Важную роль в развитии организации, которая вскоре приобрела внушительные размеры, сыграл Эверетт Хелм – музыкальный чиновник Гессена и композитор. Хелм с гордостью отметил, что в Дармштадте “слушают и изучают только современную музыку – и только наиболее прогрессивную ее разновидность. Р. Штраус и Я. Сибелиус даже не рассматриваются”. Хиндемита выбрали в качестве “естественной точки отсчета”, но вскоре как сияющая путеводная звезда для молодых немецких композиторов возник Шенберг.

Шенберг занимал важное место в дармштадтской программе с самого начала. Сезон 1949 года совпал с его 75-м днем рождения, и организаторы очень хотели, чтобы он приехал. Джон Ивартс, встречавшийся с Шенбергом в Берлине перед приходом к власти нацистов, сыграл ключевую роль в переговорах. Своим очевидно скептически настроенным коллегам в Нью-Йорке Ивартс написал: “Это будет одновременно и исторически, и человечески важный жест, если США поможет старику приехать до того, как он навсегда нас покинет”. Бюрократические проволочки помешали этому плану. Для посещения Германии в качестве приезжего специалиста нужно было лететь на американском военном самолете и пройти военный осмотр. “Во время моей службы в армии мне не очень везло с военными докторами”, – написал Шенберг Ивартсу. В итоге он решил, что недостаточно здоров для поездки.

Тем не менее дух Шенберга витал над Дармштадтом летом 1949 года: исполняли “Пять пьес для оркестра”, “Вариации для оркестра”, Скрипичный концерт, Четвертый струнный квартет и Струнное трио. Удивительно, что трио появилось в серии американской камерной музыки, которую спонсировало OMGUS, вместе с квартетами Чарлза Айвза и Уоллингфорда Риггера. Через два года, летом, незадолго до смерти Шенберга, Дармштадт представил “Танец вокруг золотого тельца” из “Моисея и Арона”, что стало первым в мире исполнением музыки из оперы.
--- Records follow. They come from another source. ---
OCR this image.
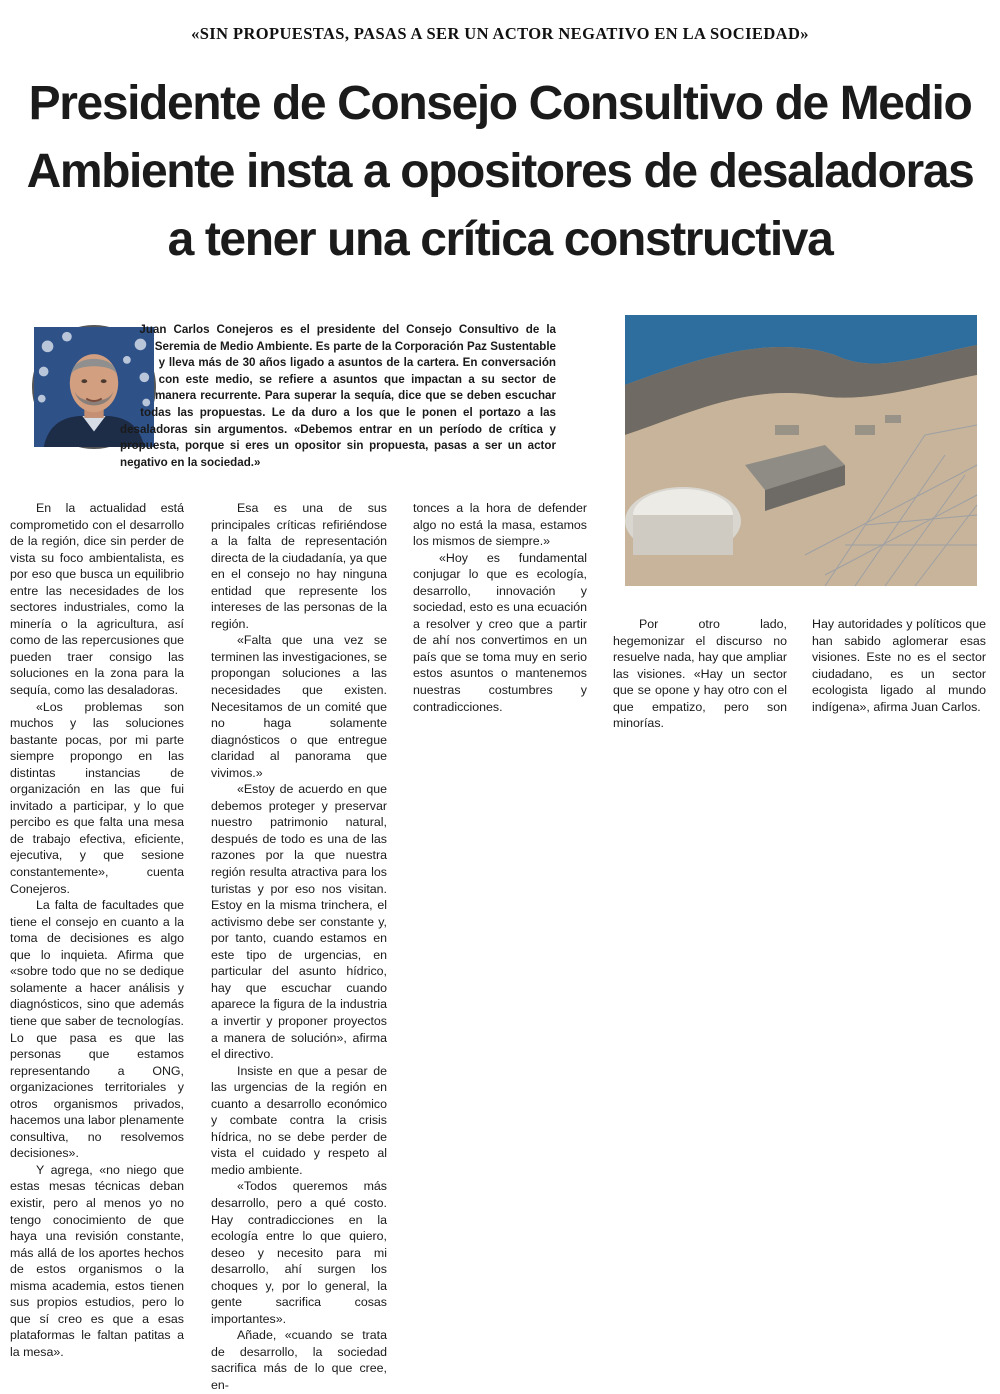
«SIN PROPUESTAS, PASAS A SER UN ACTOR NEGATIVO EN LA SOCIEDAD»
Presidente de Consejo Consultivo de Medio Ambiente insta a opositores de desaladoras a tener una crítica constructiva
Juan Carlos Conejeros es el presidente del Consejo Consultivo de la Seremia de Medio Ambiente. Es parte de la Corporación Paz Sustentable y lleva más de 30 años ligado a asuntos de la cartera. En conversación con este medio, se refiere a asuntos que impactan a su sector de manera recurrente. Para superar la sequía, dice que se deben escuchar todas las propuestas. Le da duro a los que le ponen el portazo a las desaladoras sin argumentos. «Debemos entrar en un período de crítica y propuesta, porque si eres un opositor sin propuesta, pasas a ser un actor negativo en la sociedad.»

En la actualidad está comprometido con el desarrollo de la región, dice sin perder de vista su foco ambientalista, es por eso que busca un equilibrio entre las necesidades de los sectores industriales, como la minería o la agricultura, así como de las repercusiones que pueden traer consigo las soluciones en la zona para la sequía, como las desaladoras.

«Los problemas son muchos y las soluciones bastante pocas, por mi parte siempre propongo en las distintas instancias de organización en las que fui invitado a participar, y lo que percibo es que falta una mesa de trabajo efectiva, eficiente, ejecutiva, y que sesione constantemente», cuenta Conejeros.

La falta de facultades que tiene el consejo en cuanto a la toma de decisiones es algo que lo inquieta. Afirma que «sobre todo que no se dedique solamente a hacer análisis y diagnósticos, sino que además tiene que saber de tecnologías. Lo que pasa es que las personas que estamos representando a ONG, organizaciones territoriales y otros organismos privados, hacemos una labor plenamente consultiva, no resolvemos decisiones».

Y agrega, «no niego que estas mesas técnicas deban existir, pero al menos yo no tengo conocimiento de que haya una revisión constante, más allá de los aportes hechos de estos organismos o la misma academia, estos tienen sus propios estudios, pero lo que sí creo es que a esas plataformas le faltan patitas a la mesa».

Esa es una de sus principales críticas refiriéndose a la falta de representación directa de la ciudadanía, ya que en el consejo no hay ninguna entidad que represente los intereses de las personas de la región.

«Falta que una vez se terminen las investigaciones, se propongan soluciones a las necesidades que existen. Necesitamos de un comité que no haga solamente diagnósticos o que entregue claridad al panorama que vivimos.»

«Estoy de acuerdo en que debemos proteger y preservar nuestro patrimonio natural, después de todo es una de las razones por la que nuestra región resulta atractiva para los turistas y por eso nos visitan. Estoy en la misma trinchera, el activismo debe ser constante y, por tanto, cuando estamos en este tipo de urgencias, en particular del asunto hídrico, hay que escuchar cuando aparece la figura de la industria a invertir y proponer proyectos a manera de solución», afirma el directivo.

Insiste en que a pesar de las urgencias de la región en cuanto a desarrollo económico y combate contra la crisis hídrica, no se debe perder de vista el cuidado y respeto al medio ambiente.

«Todos queremos más desarrollo, pero a qué costo. Hay contradicciones en la ecología entre lo que quiero, deseo y necesito para mi desarrollo, ahí surgen los choques y, por lo general, la gente sacrifica cosas importantes».

Añade, «cuando se trata de desarrollo, la sociedad sacrifica más de lo que cree, en-

tonces a la hora de defender algo no está la masa, estamos los mismos de siempre.»

«Hoy es fundamental conjugar lo que es ecología, desarrollo, innovación y sociedad, esto es una ecuación a resolver y creo que a partir de ahí nos convertimos en un país que se toma muy en serio estos asuntos o mantenemos nuestras costumbres y contradicciones.

Por otro lado, hegemonizar el discurso no resuelve nada, hay que ampliar las visiones. «Hay un sector que se opone y hay otro con el que empatizo, pero son minorías.

Hay autoridades y políticos que han sabido aglomerar esas visiones. Este no es el sector ciudadano, es un sector ecologista ligado al mundo indígena», afirma Juan Carlos.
Некоторые неофициальные наблюдатели были встревожены тем, какое направление выбрал Дармштадт. Полковник Ральф Э. Бернс, глава отделения образования культурных дел и сектора культурных связей OMGUS, отметил в июне 1949 года в отчете, что летняя школа “приобрела однобокую направленность”. За год до того парижский композитор польского происхождения Рене Лейбовиц, автор сочинения “Сибелиус: худший композитор на свете”, прибыл для проповеди додекафонной музыки, чем вызвал заметное волнение среди молодых немецких композиторов. Лейбовиц вернулся в 1949 году в компании такого же радикального, хотя и менее непреклонного Оливье Мессиана. Французский контингент всех встревожил, как сообщил Бернс в своем следующем “Обзоре деятельности за июль 1949 года”. Расхвалив достоинства “Йельского клуба хорового пения”, который провел успешное немецкое турне, он написал следующее:

Дармштадтские каникулярные курсы новой музыки закрылись 10 июля, и мнения по поводу их эффективности разделились. Большая часть студентов и преподавателей считает центральную идею школы – поощрять новую музыку за счет выступлений, лекций и курсов – замечательной, но воплощение этой идеи – ошибочным. В заключительные четыре дня были исполнены пять концертов, озаглавленные “Музыка молодого поколения”. По общему признанию, большая часть этой музыки не имела никакой ценности и ее лучше было бы вовсе не исполнять. Чрезмерный акцент на додекафонную музыку вызвал сожаления. Один критик (Neue Zeitung) назвал концерты “триумфом дилетантизма”. Достойным сожаления моментом в занятиях было и напряжение, возникшее между французской группой и остальной школой. Возглавляемые своим учителем Лейбовицем, французы держались в стороне от остальных и вели себя как снобы. На одном из концертов их поведение вызвало открытый антагонизм. Лейбовиц (австриец по происхождению [sic!]) представляет и признает состоятельной только самую радикальную музыку и открыто выражает презрительное отношение к другим ее видам. Студенты подражают его поведению. По общему мнению, в следующем году каникулярные курсы новой музыки должны следовать другой, более разносторонней схеме.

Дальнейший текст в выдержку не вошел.